I’m delighted that I will be welcoming my tiny baby in the spring. Truly, I am. However, being pregnant in the winter does have a couple of drawbacks. Especially if one loves snow as much as I do.
So here are the Top 5 Reasons Why Being Pregnant In the Winter Blows.
5. You can’t go ice skating. Having a twenty pound basketball-like uterus really throws off ones balance. Falling on hard ice wouldn’t be ideal, even for non-pregnant folk. So that’s off the list. Good thing I stink at ice skating.
|2007- Bank of America Skating Center|
4. Say “see ya later” to sledding and snow tubing. I LOVE sledding and snow tubing! I could honestly do it all day, frozen toes and all. The problem is, rushing down a hillside at super sonic speeds isn’t what my OBGYN would call “safe behavior.” Plus, getting off the couch is currently a challenge. Getting out of a snow tube…may never end up happening.
|Snow tubing at Yawgoo Valley|
3. You feel completely useless when there is shoveling to do. Shoveling driveways is a serious pain in the rear. Well, for most people it is. But for this winter lover – any excuse to be in the snow for extended periods of time is a fun one! I was one of those high school kids that would go door to door charging $5 to shovel people’s driveways. Now I’m kicking myself in the butt because I realize most people hate shoveling, and I could have charged a lot more. I now need to wait for others to shovel me out. I feel as useless as the broken shovel below.

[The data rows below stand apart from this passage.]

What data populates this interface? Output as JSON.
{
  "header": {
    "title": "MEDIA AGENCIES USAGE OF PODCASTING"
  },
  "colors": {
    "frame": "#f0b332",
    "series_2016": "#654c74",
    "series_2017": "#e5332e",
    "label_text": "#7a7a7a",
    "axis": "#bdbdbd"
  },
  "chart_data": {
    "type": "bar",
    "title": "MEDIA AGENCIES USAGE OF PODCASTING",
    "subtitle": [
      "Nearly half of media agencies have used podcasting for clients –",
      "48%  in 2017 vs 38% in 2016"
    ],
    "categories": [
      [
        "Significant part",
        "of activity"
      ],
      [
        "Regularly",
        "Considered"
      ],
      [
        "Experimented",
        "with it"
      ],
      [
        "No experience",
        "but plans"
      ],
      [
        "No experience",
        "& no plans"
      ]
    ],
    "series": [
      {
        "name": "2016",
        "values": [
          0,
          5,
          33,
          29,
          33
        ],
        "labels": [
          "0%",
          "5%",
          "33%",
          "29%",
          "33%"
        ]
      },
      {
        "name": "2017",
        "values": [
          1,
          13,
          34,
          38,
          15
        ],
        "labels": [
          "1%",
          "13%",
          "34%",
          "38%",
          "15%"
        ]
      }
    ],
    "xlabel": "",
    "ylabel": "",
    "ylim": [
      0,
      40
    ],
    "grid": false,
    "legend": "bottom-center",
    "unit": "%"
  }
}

|Broken shovel. *sad trombone*|
2. Making a snowman is way too hard. Bending over to roll a ball around in the snow seemed like such an easy task in past years. Now, I can’t even touch my toes in my prenatal class during our squatting exercises. How the heck am I supposed to make a snowman? To make things worse, when I walk by neighbors’ snowmen, I feel like their coal toothed grins and creepy stick hands are waving at me, smiling and saying “you can’t do this!” Those snowmen are jerks.
|With our 2012 snowman.|
1. Your snow pants don’t fit. Like, not even close. And if you’re brave enough (or get crazy cabin fever like myself) and decide to go for a walk in your non-fitting snowpants, you’ll spend your entire time picking up and pulling up your pants. My pants fell so low during my walk that I felt like a fifteen year old boy from 1997, bustin a sag. Fortunately, my winter jacket goes down to my knees. Otherwise my neighbors would have had quite a treat.